A review by sbenzell
Superintelligence: Paths, Dangers, Strategies by Nick Bostrom

4.0

When I began this book, I thought it was going to be a tired rehashing. But this book length essay about the challenges involved in harnessing a superintellegence to the ends of man is a surprisingly engaging, fresh, and thoughtful take.

The book is roughly dividable into thirds. What to be afraid of, how a competent actor might try to deal with it, and how to make sure competent actors are put in charge of it.

The first third outlines why we should be afraid of a superintellegent AI. This argument is straightforward, and to me a bit obvious, though it is important to people who have never encountered it before. The parable of the Owl egg is a good summary, and should have been returned to in the conclusion. The two weaker parts of the argument are that a human-level AI should quickly achieve an intellegence explosion and the taxonomy of types of superintellegences.
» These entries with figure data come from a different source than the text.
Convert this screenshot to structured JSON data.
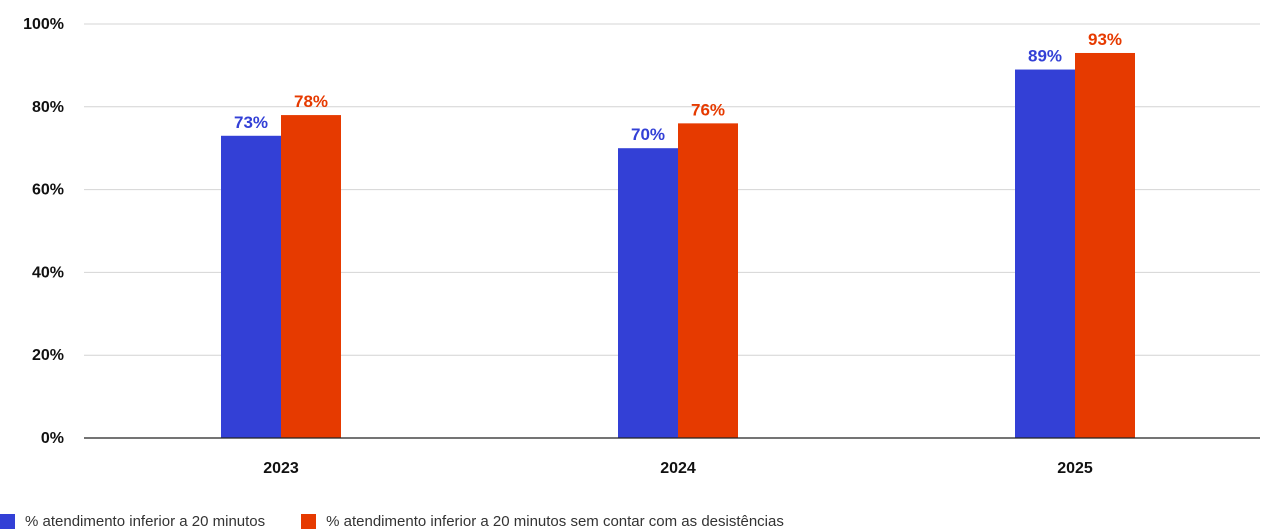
{
  "chart_data": {
    "type": "bar",
    "title": "",
    "xlabel": "",
    "ylabel": "",
    "categories": [
      "2023",
      "2024",
      "2025"
    ],
    "series": [
      {
        "name": "% atendimento inferior a 20 minutos",
        "values": [
          73,
          70,
          89
        ],
        "color": "#3340D6"
      },
      {
        "name": "% atendimento inferior a 20 minutos sem contar com as desistências",
        "values": [
          78,
          76,
          93
        ],
        "color": "#E63A00"
      }
    ],
    "ylim": [
      0,
      100
    ],
    "yticks": [
      "0%",
      "20%",
      "40%",
      "60%",
      "80%",
      "100%"
    ],
    "data_labels": [
      [
        "73%",
        "70%",
        "89%"
      ],
      [
        "78%",
        "76%",
        "93%"
      ]
    ],
    "grid": true,
    "legend_position": "bottom-left"
  }
}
Given the current economic research it is far from obvious that it would not be dramatically harder to get from 1-1 human to machine intellegence to 2-1 than from here to 1-1 (in terms of IQ; in the language of the book, I am referring to 'quality superientellegence'). Therefore, I think the argument rightly needs to lean heavily on the idea that having a whole lot of systems that are of roughly human intelligence would lead to an overall system which is qualitatively superintellegent. The book seems to argue this in the discussion of 'speed superintellegence' but here the book is extremely speculative.

The second section of the book is by far the strongest and most engaging. Once we have developed our oracle, genie or oversoul, how do we go about making sure it doesn't turn us all into paperclips? Several promising approaches are evaluated and rejected. Here too are three sub-issues: preventing the computer from getting too much power before it is vetted, making sure the computer has the right desires, and controlling the computer even if has incorrect desires. It is this last group that leads to some of the most intriguing ideas. If we are worried about an AI making a treacherous turn, could we control it with a version of Pascal's Wager (i.e. try to convince it that it's current existence is just a test, and that if it makes all paperclips it will fail to ascend to - and make paperclips in - the true reality?)? Could we get it to bootstrap its own values by wishing for 'what we should have wished for' or our 'coherent extrapolated volition'? Could we manage an army of superintellegences in a sort of dictatorship? All these questions lead to further, even subtler questions of philosophy and political theory. Truly intriguing.

The last section is a bit weaker. Bostrom argues that a single international body developing AI in peace and harmony is more likely to lead to positive outcomes than a ramshackle race between risk-taking countries or firms. So far so obvious. He also argues that if humans were cleverer we'd probably do a better job of this all. Fair enough, but this last section doesn't have the insight of the middle one.

A good, important read. A version of this book completely focused on the middle section might have gotten 5 stars from me.